Conquistas no Trabalho e nos Direitos Socias – Avanços e recuos, na construção do Estado Social de Direito Democrático
Uma revolução propicia conquistas imediatas quando as respetivas reivindicações já estavam maduras: o que está feito antes é determinante. Isso foi evidente no processo revolucionário nascido do 25 de Abril de 1974. A resistência ao fascismo gerou bons programas e preparou excelentes atores nos planos político, social e humano, económico e cultural. Isso contribuiu para boas respostas ao que era premente e garantiu que a força transformadora da revolução, sustentada na participação do povo, se projetasse com vitalidade no tempo.
As conquistas de Abril na área do trabalho e dos direitos sociais foram imensas na caminhada dos 50 anos de democracia. De onde partimos? Como foram feitas essas conquistas e em que contextos? Que influência teve a luta laboral e sindical? Que recuos se observaram? Onde estamos e para onde vamos? Neste texto enunciarei alguns tópicos que podem contribuir para as respostas (muito parcelares) a estas interrogações.

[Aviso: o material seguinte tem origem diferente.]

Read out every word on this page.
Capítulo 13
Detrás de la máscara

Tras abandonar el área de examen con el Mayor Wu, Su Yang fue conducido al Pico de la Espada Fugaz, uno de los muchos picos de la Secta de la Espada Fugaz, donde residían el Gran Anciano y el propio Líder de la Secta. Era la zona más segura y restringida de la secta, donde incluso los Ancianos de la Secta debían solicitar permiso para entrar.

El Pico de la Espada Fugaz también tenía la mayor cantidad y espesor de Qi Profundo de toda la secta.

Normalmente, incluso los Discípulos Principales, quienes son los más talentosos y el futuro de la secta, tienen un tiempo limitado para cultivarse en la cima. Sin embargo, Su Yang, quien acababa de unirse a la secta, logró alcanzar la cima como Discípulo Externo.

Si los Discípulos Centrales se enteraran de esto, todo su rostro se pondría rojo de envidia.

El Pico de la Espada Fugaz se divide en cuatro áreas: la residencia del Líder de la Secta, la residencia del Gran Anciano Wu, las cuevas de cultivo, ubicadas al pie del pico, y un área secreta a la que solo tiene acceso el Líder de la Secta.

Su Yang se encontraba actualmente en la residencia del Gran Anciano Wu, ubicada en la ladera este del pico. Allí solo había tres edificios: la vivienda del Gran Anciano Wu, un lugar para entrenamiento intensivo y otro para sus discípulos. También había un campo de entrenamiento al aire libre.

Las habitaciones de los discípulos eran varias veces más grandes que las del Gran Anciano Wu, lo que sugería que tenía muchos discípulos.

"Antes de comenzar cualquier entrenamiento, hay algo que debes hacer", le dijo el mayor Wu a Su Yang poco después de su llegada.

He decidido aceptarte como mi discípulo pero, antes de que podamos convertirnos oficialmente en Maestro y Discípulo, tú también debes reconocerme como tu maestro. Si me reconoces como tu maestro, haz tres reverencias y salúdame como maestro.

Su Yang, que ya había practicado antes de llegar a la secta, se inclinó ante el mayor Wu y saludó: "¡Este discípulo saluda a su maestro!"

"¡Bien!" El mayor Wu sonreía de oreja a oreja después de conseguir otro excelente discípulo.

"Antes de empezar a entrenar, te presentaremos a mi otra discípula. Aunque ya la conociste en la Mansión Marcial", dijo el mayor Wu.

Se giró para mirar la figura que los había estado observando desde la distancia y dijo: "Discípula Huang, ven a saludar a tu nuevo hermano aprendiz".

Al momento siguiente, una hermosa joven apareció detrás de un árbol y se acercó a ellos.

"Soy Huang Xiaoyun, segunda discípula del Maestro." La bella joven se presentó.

Portugal era um país atrasado, ainda em 1974. Tínhamos começado a registar pequenos passos de mudança na década de 60: alguma industrialização – Portugal entrou na EFTA em 1963 e instalaram-se algumas multinacionais a aproveitar os nossos baixos salários; a terciarização da economia dava os primeiros sinais; acentuou-se o processo migratório interno; sentiu-se um impacto social e político forte, vindo da emigração e da guerra colonial e cresceu a entrada das mulheres no “mercado de trabalho”. Neste quadro, intensificou-se a luta operária e sindical. Em 73/74, centenas de milhares de trabalhadores participaram em lutas laborais.

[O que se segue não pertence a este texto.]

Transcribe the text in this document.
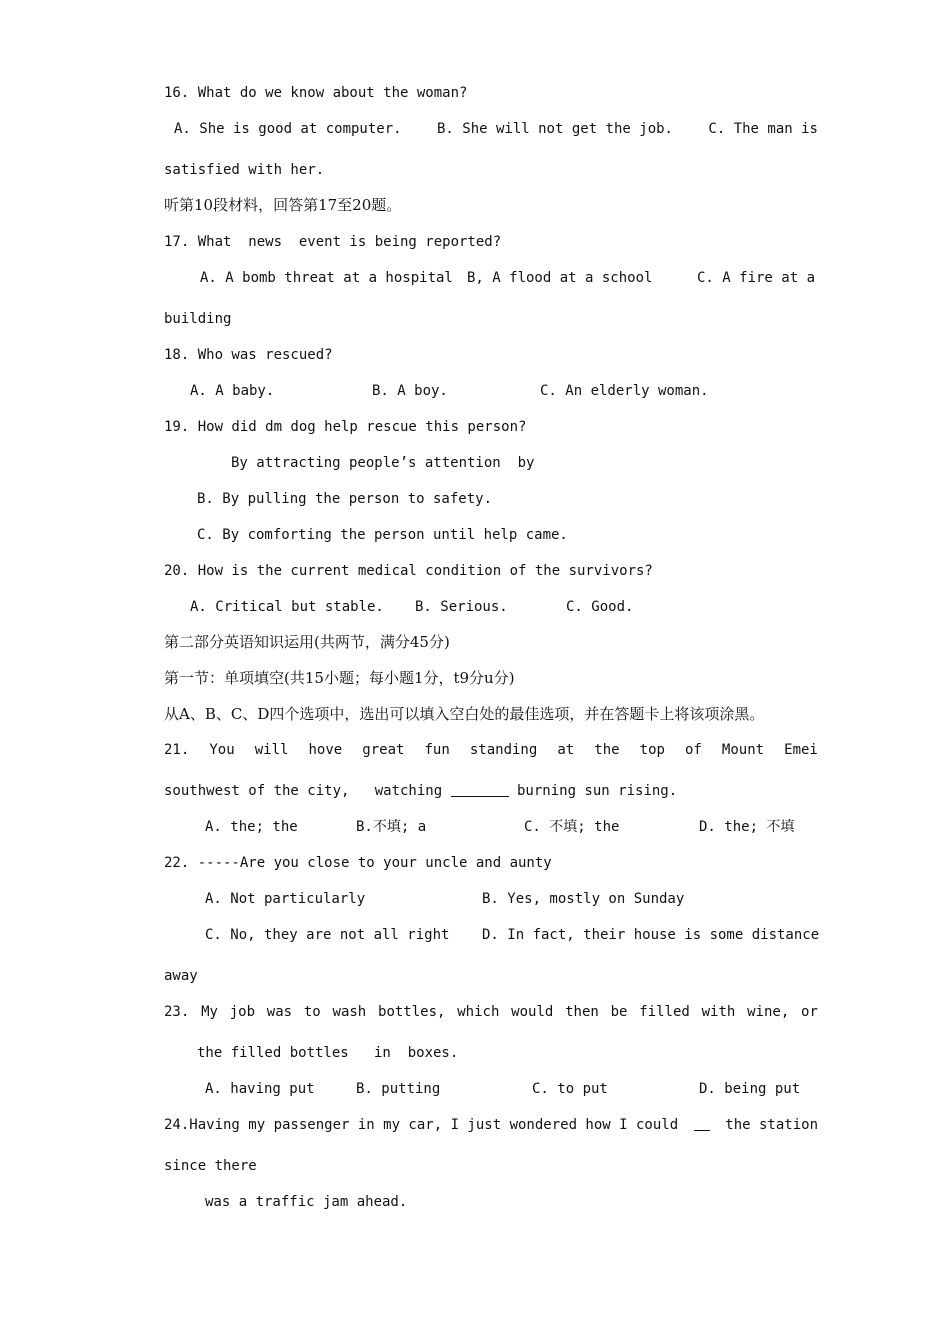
16. What do we know about the woman?
A. She is good at computer.	B. She will not get the job.	C. The man is
satisfied with her.
听第10段材料，回答第17至20题。
17. What  news  event is being reported?
A. A bomb threat at a hospital B, A flood at a school	C. A fire at a
building
18. Who was rescued?
A. A baby.	B. A boy.	C. An elderly woman.
19. How did dm dog help rescue this person?
By attracting people’s attention  by
B. By pulling the person to safety.
C. By comforting the person until help came.
20. How is the current medical condition of the survivors?
A. Critical but stable. B. Serious.	C. Good.
第二部分英语知识运用(共两节，满分45分)
第一节：单项填空(共15小题；每小题1分，t9分u分)
从A、B、C、D四个选项中，选出可以填入空白处的最佳选项，并在答题卡上将该项涂黑。
21. You will hove great fun standing at the top of Mount Emei
southwest of the city,   watching	burning sun rising.
A. the; the	B.不填; a	C. 不填; the	D. the; 不填
22. -----Are you close to your uncle and aunty
A. Not particularly	B. Yes, mostly on Sunday
C. No, they are not all right D. In fact, their house is some distance
away
23. My job was to wash bottles, which would then be filled with wine, or
the filled bottles   in  boxes.
A. having put	B. putting	C. to put	D. being put
24.Having my passenger in my car, I just wondered how I could	the station
since there
was a traffic jam ahead.
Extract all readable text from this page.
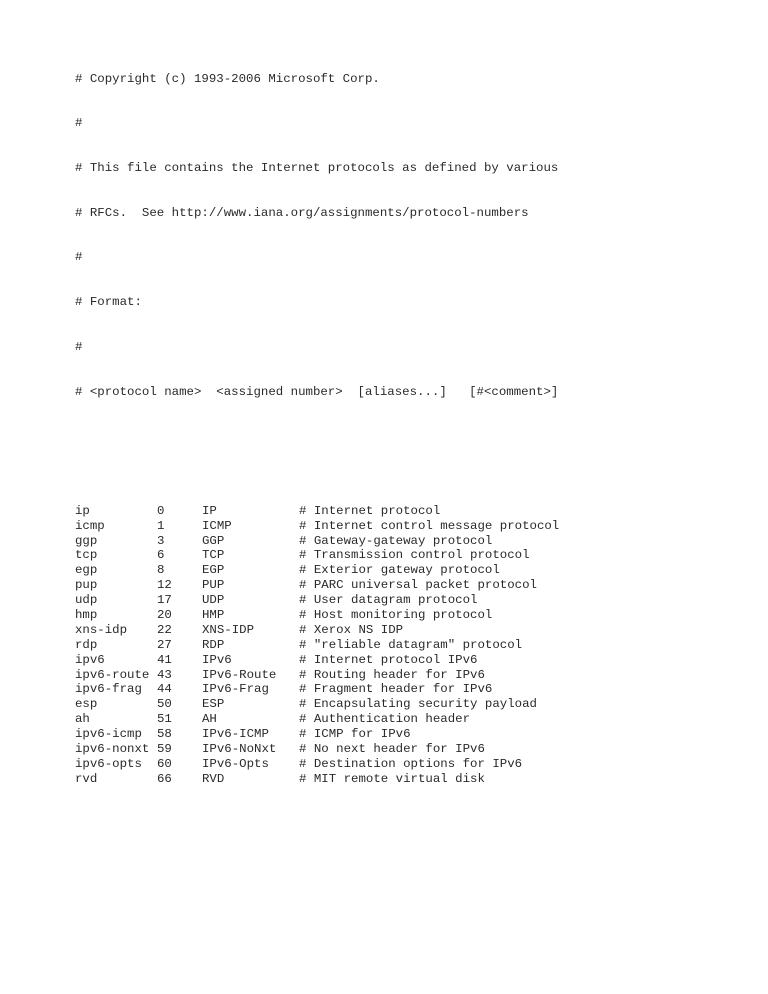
# Copyright (c) 1993-2006 Microsoft Corp.

#

# This file contains the Internet protocols as defined by various

# RFCs.  See http://www.iana.org/assignments/protocol-numbers

#

# Format:

#

# <protocol name>  <assigned number>  [aliases...]   [#<comment>]

ip	0	IP	# Internet protocol
icmp	1	ICMP	# Internet control message protocol
ggp	3	GGP	# Gateway-gateway protocol
tcp	6	TCP	# Transmission control protocol
egp	8	EGP	# Exterior gateway protocol
pup	12 PUP	# PARC universal packet protocol
udp	17 UDP	# User datagram protocol
hmp	20 HMP	# Host monitoring protocol
xns-idp 22 XNS-IDP	# Xerox NS IDP
rdp	27 RDP	# "reliable datagram" protocol
ipv6	41 IPv6	# Internet protocol IPv6
ipv6-route 43 IPv6-Route # Routing header for IPv6
ipv6-frag 44 IPv6-Frag # Fragment header for IPv6
esp	50 ESP	# Encapsulating security payload
ah	51 AH	# Authentication header
ipv6-icmp 58 IPv6-ICMP # ICMP for IPv6
ipv6-nonxt 59 IPv6-NoNxt # No next header for IPv6
ipv6-opts 60 IPv6-Opts # Destination options for IPv6
rvd	66 RVD	# MIT remote virtual disk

Trabalhadores antifascistas e anticorporativos, de sensibilidades políticas diversas, foram-se organizando em várias regiões e setores, para conquistar as direções dos sindicatos corporativos (estratégia assumida pelo Partido Comunista Português e movimentos católicos progressistas). Na segunda metade da década começaram a somar vitórias criando uma dinâmica laboral e social nova e transformadora. É nesse contexto que, aproveitando alguma descompressão inicial provocada pela substituição de Salazar, surgem as Reuniões Intersindicais – a 1ª convocada a 01 de outubro de 1970 e realizada no dia 11 – que rapidamente se consubstanciaram, na prática, em Central Sindical, a Intersindical. A Pide/DGS rapidamente considerou estar ali um “embrião de Central Sindical”. No início de 1974 eram cerca de 50 os sindicatos participantes.

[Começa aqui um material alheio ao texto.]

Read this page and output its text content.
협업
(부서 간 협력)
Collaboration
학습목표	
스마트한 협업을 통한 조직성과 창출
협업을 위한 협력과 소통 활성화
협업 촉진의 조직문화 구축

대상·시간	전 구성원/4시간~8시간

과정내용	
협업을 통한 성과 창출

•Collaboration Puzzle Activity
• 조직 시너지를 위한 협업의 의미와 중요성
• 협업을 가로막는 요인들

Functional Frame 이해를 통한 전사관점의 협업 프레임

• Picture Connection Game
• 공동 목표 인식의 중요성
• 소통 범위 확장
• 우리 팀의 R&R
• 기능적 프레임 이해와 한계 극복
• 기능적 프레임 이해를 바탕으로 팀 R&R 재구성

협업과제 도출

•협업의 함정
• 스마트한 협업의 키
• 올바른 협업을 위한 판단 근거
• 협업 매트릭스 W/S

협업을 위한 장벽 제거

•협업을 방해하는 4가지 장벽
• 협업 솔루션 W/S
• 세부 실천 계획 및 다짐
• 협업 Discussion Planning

Com esse avanço organizacional veio uma importante agenda laboral e social, com matérias fulcrais, designadamente: i) a contratação coletiva com conteúdos inovadores; ii) a redução do horário de trabalho, desde logo, a exigência da “semana inglesa”; iii) a segurança social com excelentes teses; iv) as liberdades em geral, e a de reunião em particular; v) propostas para o Salário Mínimo Nacional (SMN); vi) a reclamação do dia 1º de Maio como feriado. Apesar da repressão, os sindicatos conseguiram um sindicalismo com luta nos locais de trabalho e grandes assembleias.
Este sindicalismo vai ser relevante contributo no desenvolvimento da nossa Democracia. Primeiro, contribuiu para que o Golpe Militar dos Capitães – com um programa político progressista – se transformasse em Revolução. Foi bem aproveitado o espaço temporal entre o 25 de Abril e o 1º de Maio, Dia do Trabalhador, assinalado em liberdade (Dec.-Lei 175/74, de 27 de Abril) por todo o povo.
Segundo, a sua agenda municiou decisões dos governos provisórios para resposta à explosão de direitos de que os trabalhadores se sentiam credores. Relevo alguns Decretos-Lei aprovados antes da entrada em vigor da Constituição da República (CR), a 2 de Abril de 1976: o 217/74, de 27 de Maio, fixou o SMN em 3.300 escudos (beneficiou mais de 55% dos trabalhadores) e enunciou disposições face a prementes aspirações dos trabalhadores e para dinamizar a economia; o 268/74, de 21 de Junho, normalizou a sua aplicação ao “funcionalismo” público; o 392/74 de 27 de Agosto, regulou o exercício do direito à greve e «lock-out»; o 406/74, de 29 de Agosto, estabeleceu o direito de reunião; o 505/74 de 1 de Outubro, fixou medidas para o horário de trabalho; os 215-A/75, 215-B/75, 215-C/75, de 30 de Abril estabeleceram, a Intersindical Nacional como “Confederação Geral dos Sindicatos Portugueses”, a regulamentação da liberdade sindical, o direito das entidades patronais constituírem associações. Outra legislação sobre acidentes de trabalho e doenças profissionais, licença de maternidade, crédito à habitação, processo da Reforma Agrária, foi publicada.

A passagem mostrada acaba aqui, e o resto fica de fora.